The music that went with this vision of an avenging angel of torture and death was nothing less exceptional. It was monumental, gigantic, chilling and terrifying. There were vocals ranging from operatic singing to black metal screeching and rasping, accompanied by reverberating organ music and minimalistic piano parts. Additional noises, like the clanging of bells and the buzzing of distortions sounds, helped to create a disturbing atmosphere, and everything was topped off with pounding, colossal percussion. On Woe To All (On The Day Of My Wrath), the album’s first track, you can literally hear evil approaching in all its unconquerable grandeur. The album’s music made my hair stand on end. It gave me shivers. LINGUA IGNOTA spoke in an unknown language, indeed, in a language hitherto unheard. In my book, this deserves the full mark.

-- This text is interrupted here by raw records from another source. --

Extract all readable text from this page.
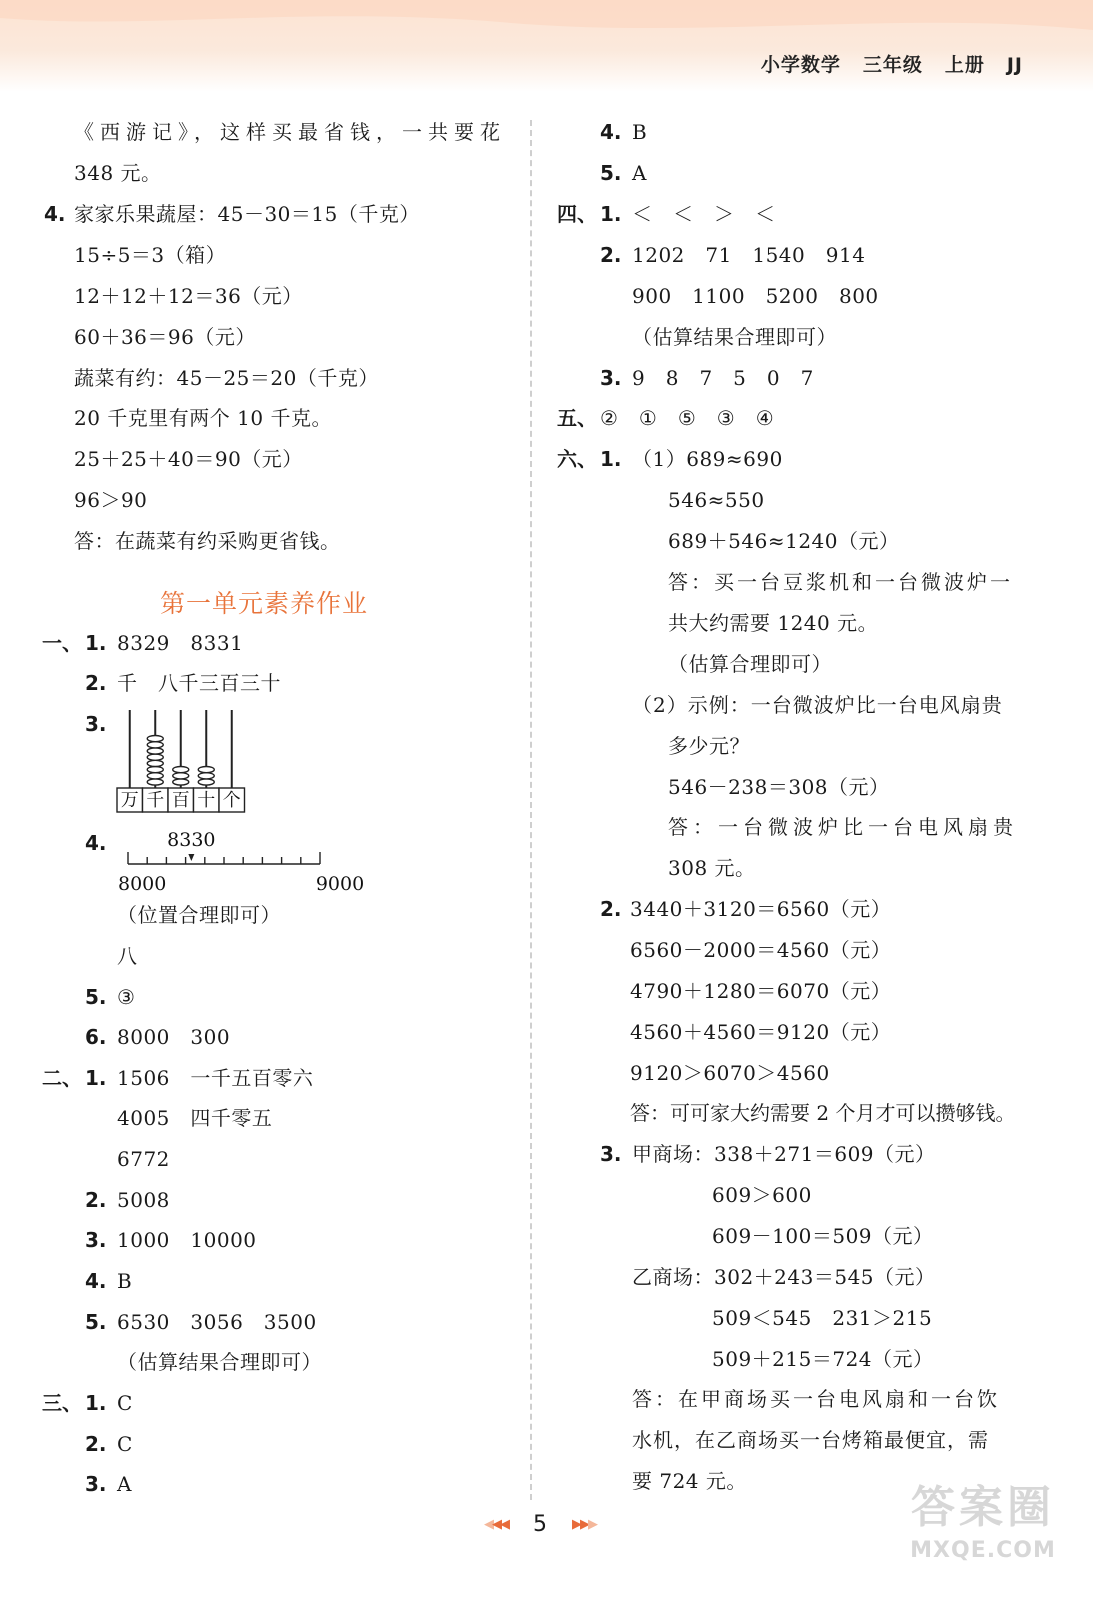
小学数学 三年级 上册 JJ
《西游记》，这样买最省钱，一共要花
348 元。
4. 家家乐果蔬屋：45－30＝15（千克）
15÷5＝3（箱）
12＋12＋12＝36（元）
60＋36＝96（元）
蔬菜有约：45－25＝20（千克）
20 千克里有两个 10 千克。
25＋25＋40＝90（元）
96＞90
答：在蔬菜有约采购更省钱。
第一单元素养作业
一、 1. 8329　8331
2. 千　八千三百三十
3.
万 千 百 十 个
4.	8330
8000	9000
（位置合理即可）
八
5. ③
6. 8000　300
二、 1. 1506　一千五百零六
4005　四千零五
6772
2. 5008
3. 1000　10000
4. B
5. 6530　3056　3500
（估算结果合理即可）
三、 1. C
2. C
3. A
4. B
5. A
四、 1. ＜　＜　＞　＜
2. 1202　71　1540　914
900　1100　5200　800
（估算结果合理即可）
3. 9　8　7　5　0　7
五、 ②　①　⑤　③　④
六、 1. （1）689≈690
546≈550
689＋546≈1240（元）
答：买一台豆浆机和一台微波炉一
共大约需要 1240 元。
（估算合理即可）
（2）示例：一台微波炉比一台电风扇贵
多少元？
546－238＝308（元）
答：一台微波炉比一台电风扇贵
308 元。
2. 3440＋3120＝6560（元）
6560－2000＝4560（元）
4790＋1280＝6070（元）
4560＋4560＝9120（元）
9120＞6070＞4560
答：可可家大约需要 2 个月才可以攒够钱。
3. 甲商场：338＋271＝609（元）
609＞600
609－100＝509（元）
乙商场：302＋243＝545（元）
509＜545　231＞215
509＋215＝724（元）
答：在甲商场买一台电风扇和一台饮
水机，在乙商场买一台烤箱最便宜，需
要 724 元。
◀◀◀ 5 ▶▶▶	答案圈
MXQE.COM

CALIGULA, LINGUA IGNOTA’s new LP, continues where All Bitches Die left off, but it takes the lyrical themes of abuse, trauma, survival, and revenge to a higher level. The perspective changes from personal experience to universal truth, and the music follows suit. Named after Caligula, the Roman emperor whom the majority of historical sources portray as exceptionally cruel, sadist, and prone to excesses, or down right insane, the album tells the story of a transformation, the story of an abuse victim turned blood tyrant. One of history’s most infamous figures is used as a comparison, someone who had a god-like status and pretty much unlimited power.
Industrial and electronic elements, a defining part on All Bitches Die, have been turned down a bit, and opera-like elements turned up. CALIGULA is Wagnerian in scope and sound. This is already audible in the album’s opening number: Lush and pompous, featuring multiple vocals tracks, this a somewhat off-sounding, modern-day interpretation of a “Heil, Caesar!”. I say off-sounding, because you can already hear in the first track that something is not quite right. All in all, the album primarily reminded me of opera, but there are also numerous pieces of music who evoke film scores and pictures of epic, historic dramas, and there are also many connections established to music associated with the Roman-Catholic church.

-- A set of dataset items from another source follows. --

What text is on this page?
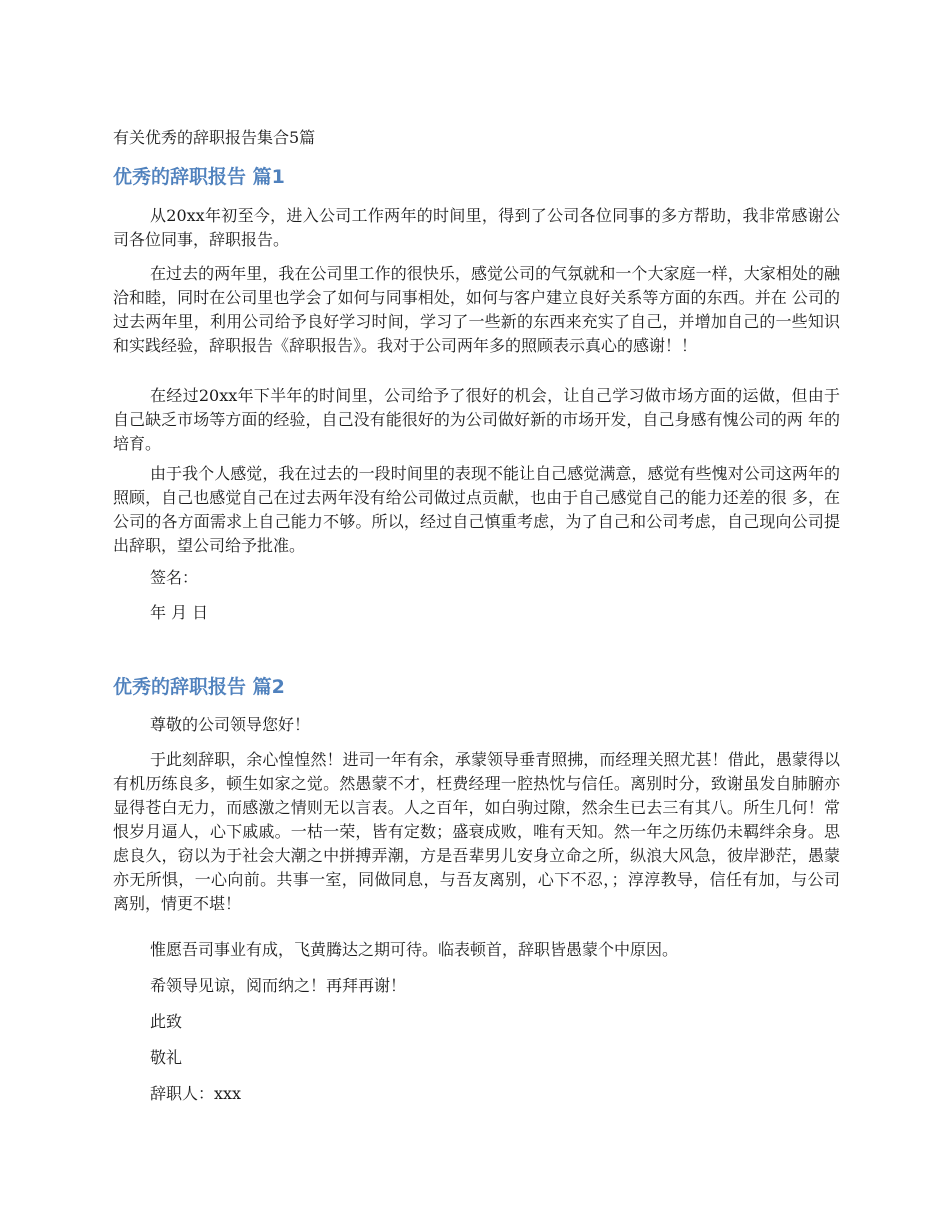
有关优秀的辞职报告集合5篇
优秀的辞职报告 篇1

从20xx年初至今，进入公司工作两年的时间里，得到了公司各位同事的多方帮助，我非常感谢公司各位同事，辞职报告。

在过去的两年里，我在公司里工作的很快乐，感觉公司的气氛就和一个大家庭一样，大家相处的融洽和睦，同时在公司里也学会了如何与同事相处，如何与客户建立良好关系等方面的东西。并在 公司的过去两年里，利用公司给予良好学习时间，学习了一些新的东西来充实了自己，并增加自己的一些知识和实践经验，辞职报告《辞职报告》。我对于公司两年多的照顾表示真心的感谢！！

在经过20xx年下半年的时间里，公司给予了很好的机会，让自己学习做市场方面的运做，但由于自己缺乏市场等方面的经验，自己没有能很好的为公司做好新的市场开发，自己身感有愧公司的两 年的培育。

由于我个人感觉，我在过去的一段时间里的表现不能让自己感觉满意，感觉有些愧对公司这两年的照顾，自己也感觉自己在过去两年没有给公司做过点贡献，也由于自己感觉自己的能力还差的很 多，在公司的各方面需求上自己能力不够。所以，经过自己慎重考虑，为了自己和公司考虑，自己现向公司提出辞职，望公司给予批准。

签名：

年 月 日

优秀的辞职报告 篇2

尊敬的公司领导您好！

于此刻辞职，余心惶惶然！进司一年有余，承蒙领导垂青照拂，而经理关照尤甚！借此，愚蒙得以有机历练良多，顿生如家之觉。然愚蒙不才，枉费经理一腔热忱与信任。离别时分，致谢虽发自肺腑亦显得苍白无力，而感激之情则无以言表。人之百年，如白驹过隙，然余生已去三有其八。所生几何！常恨岁月逼人，心下戚戚。一枯一荣，皆有定数；盛衰成败，唯有天知。然一年之历练仍未羁绊余身。思虑良久，窃以为于社会大潮之中拼搏弄潮，方是吾辈男儿安身立命之所，纵浪大风急，彼岸渺茫，愚蒙亦无所惧，一心向前。共事一室，同做同息，与吾友离别，心下不忍，；淳淳教导，信任有加，与公司离别，情更不堪！

惟愿吾司事业有成，飞黄腾达之期可待。临表顿首，辞职皆愚蒙个中原因。

希领导见谅，阅而纳之！再拜再谢！

此致

敬礼

辞职人：xxx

Kristin Hayter, the woman behind LINGUA IGNOTA, is an abuse survivor – hence the lyrical focus, its rawness and honesty – and a classically trained vocalist and piano player. Piano and vocals are the most important elements in her music, aided, as already mentioned above, by pounding percussion and chill-inducing noise. The music primarily portrays two stances: heart-breaking vulnerability and excessive, violent rage. Two personae come to speak in LINGUA IGNOTA’s music: the victim and the avenger.
The world, as portrayed on CALIGULA is black and white, absolutist. There is only good or evil, God or Satan. There are no grey areas, nothing in between. This kind of divide follows the Christian faith, especially the Roman-Catholic variant, which is another big source of inspiration for Kristin Hayter, philosophically as well as musically. However, the interesting claim here being made is that the potential for evil is present in everybody, latent in every person, in men and women alike, and that violent trauma will trigger it.

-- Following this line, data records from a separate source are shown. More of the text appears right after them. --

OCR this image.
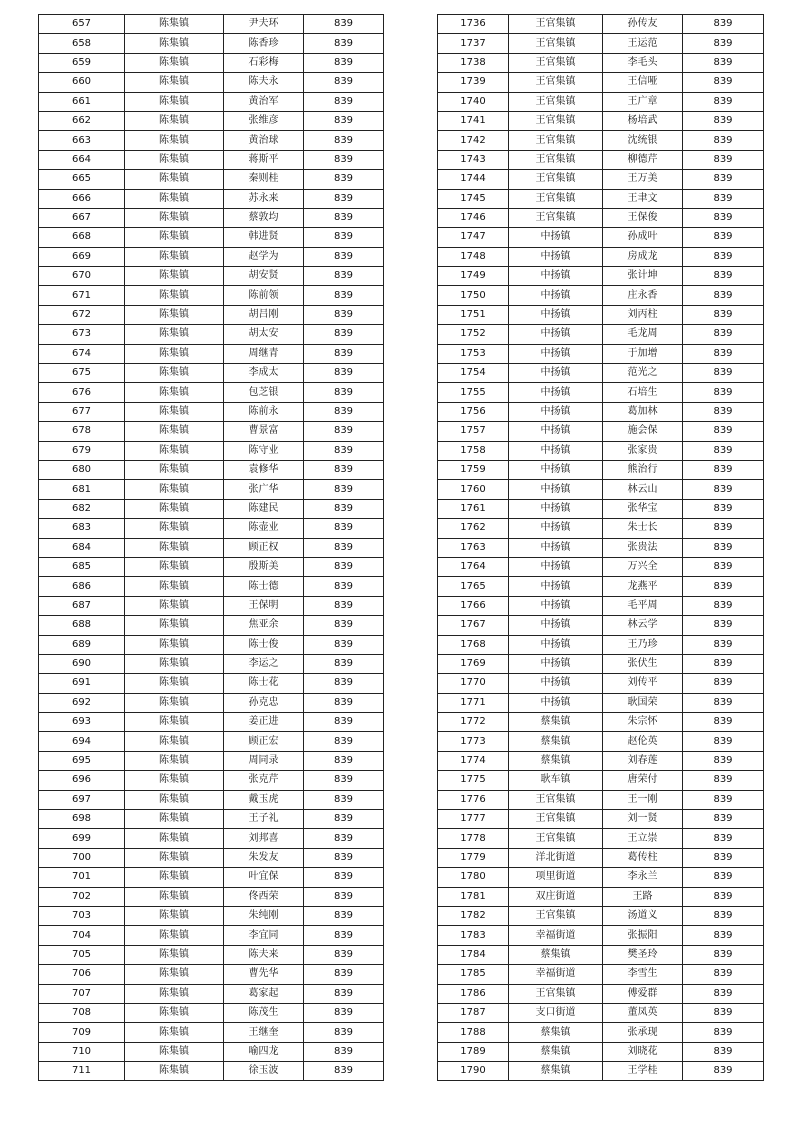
657	陈集镇	尹夫环	839
658	陈集镇	陈香珍	839
659	陈集镇	石彩梅	839
660	陈集镇	陈夫永	839
661	陈集镇	黄治军	839
662	陈集镇	张维彦	839
663	陈集镇	黄治球	839
664	陈集镇	蒋斯平	839
665	陈集镇	秦则桂	839
666	陈集镇	苏永来	839
667	陈集镇	蔡敦均	839
668	陈集镇	韩进贤	839
669	陈集镇	赵学为	839
670	陈集镇	胡安贤	839
671	陈集镇	陈前领	839
672	陈集镇	胡吕刚	839
673	陈集镇	胡太安	839
674	陈集镇	周继青	839
675	陈集镇	李成太	839
676	陈集镇	包芝银	839
677	陈集镇	陈前永	839
678	陈集镇	曹景富	839
679	陈集镇	陈守业	839
680	陈集镇	袁修华	839
681	陈集镇	张广华	839
682	陈集镇	陈建民	839
683	陈集镇	陈壶业	839
684	陈集镇	顾正权	839
685	陈集镇	殷斯美	839
686	陈集镇	陈士德	839
687	陈集镇	王保明	839
688	陈集镇	焦亚余	839
689	陈集镇	陈士俊	839
690	陈集镇	李运之	839
691	陈集镇	陈士花	839
692	陈集镇	孙克忠	839
693	陈集镇	姜正进	839
694	陈集镇	顾正宏	839
695	陈集镇	周同录	839
696	陈集镇	张克芹	839
697	陈集镇	戴玉虎	839
698	陈集镇	王子礼	839
699	陈集镇	刘邦喜	839
700	陈集镇	朱发友	839
701	陈集镇	叶宜保	839
702	陈集镇	佟西荣	839
703	陈集镇	朱纯刚	839
704	陈集镇	李宜同	839
705	陈集镇	陈夫来	839
706	陈集镇	曹先华	839
707	陈集镇	葛家起	839
708	陈集镇	陈茂生	839
709	陈集镇	王继奎	839
710	陈集镇	喻四龙	839
711	陈集镇	徐玉波	839
1736	王官集镇	孙传友	839
1737	王官集镇	王运范	839
1738	王官集镇	李毛头	839
1739	王官集镇	王信哑	839
1740	王官集镇	王广章	839
1741	王官集镇	杨培武	839
1742	王官集镇	沈统银	839
1743	王官集镇	柳德芹	839
1744	王官集镇	王万美	839
1745	王官集镇	王聿文	839
1746	王官集镇	王保俊	839
1747	中扬镇	孙成叶	839
1748	中扬镇	房成龙	839
1749	中扬镇	张计坤	839
1750	中扬镇	庄永香	839
1751	中扬镇	刘丙柱	839
1752	中扬镇	毛龙周	839
1753	中扬镇	于加增	839
1754	中扬镇	范光之	839
1755	中扬镇	石培生	839
1756	中扬镇	葛加林	839
1757	中扬镇	施会保	839
1758	中扬镇	张家贵	839
1759	中扬镇	熊治行	839
1760	中扬镇	林云山	839
1761	中扬镇	张华宝	839
1762	中扬镇	朱士长	839
1763	中扬镇	张贵法	839
1764	中扬镇	万兴全	839
1765	中扬镇	龙燕平	839
1766	中扬镇	毛平周	839
1767	中扬镇	林云学	839
1768	中扬镇	王乃珍	839
1769	中扬镇	张伏生	839
1770	中扬镇	刘传平	839
1771	中扬镇	耿国荣	839
1772	蔡集镇	朱宗怀	839
1773	蔡集镇	赵伦英	839
1774	蔡集镇	刘春莲	839
1775	耿车镇	唐荣付	839
1776	王官集镇	王一刚	839
1777	王官集镇	刘一贤	839
1778	王官集镇	王立崇	839
1779	洋北街道	葛传柱	839
1780	项里街道	李永兰	839
1781	双庄街道	王路	839
1782	王官集镇	汤道义	839
1783	幸福街道	张振阳	839
1784	蔡集镇	樊圣玲	839
1785	幸福街道	李雪生	839
1786	王官集镇	傅爱群	839
1787	支口街道	董凤英	839
1788	蔡集镇	张承现	839
1789	蔡集镇	刘晓花	839
1790	蔡集镇	王学桂	839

The story begins with the Faithful Servant Friend Of Christ who over the course of the album becomes the Butcher Of The World, the Fucking Deathdealer and in the end states I Am The Beast.
Every line of lyrics on CALIGULA is worth hearing and pondering. Some lyrics are prayerlike, for example those on May Failure Be Your Noose, wishing every thinkable evil to the perpetrator. Others speak of motivation, and the fuel that keeps the victim going: “I don’t eat / I don’t sleep”, Spite alone keeps me aloft. But apart from spite, rage and hatred, there is also great sadness and tragedy to be heard on the album, as evident in a heart-breaking line from the last track: “All I want is boundless love, all I know is violence.” Last but not least, the enigma of the abuser’s motivation is also touched, who, also tragically, appears to have dug his own grave with his chosen course of action, because “Who will love you if I don’t? / Who will fuck you if I won’t?”
LINGUA IGNOTA is the most original and uncompromising female act in extreme or avant-garde music since Diamanda Galas, challenging pre-existing notions of femininity, and Kristin Hayter an artist on the height of her creative power. CALIGULA, just like All Bitches Die, is an album not to be missed. It is certainly one of the albums of 2019, and it will probably top my list.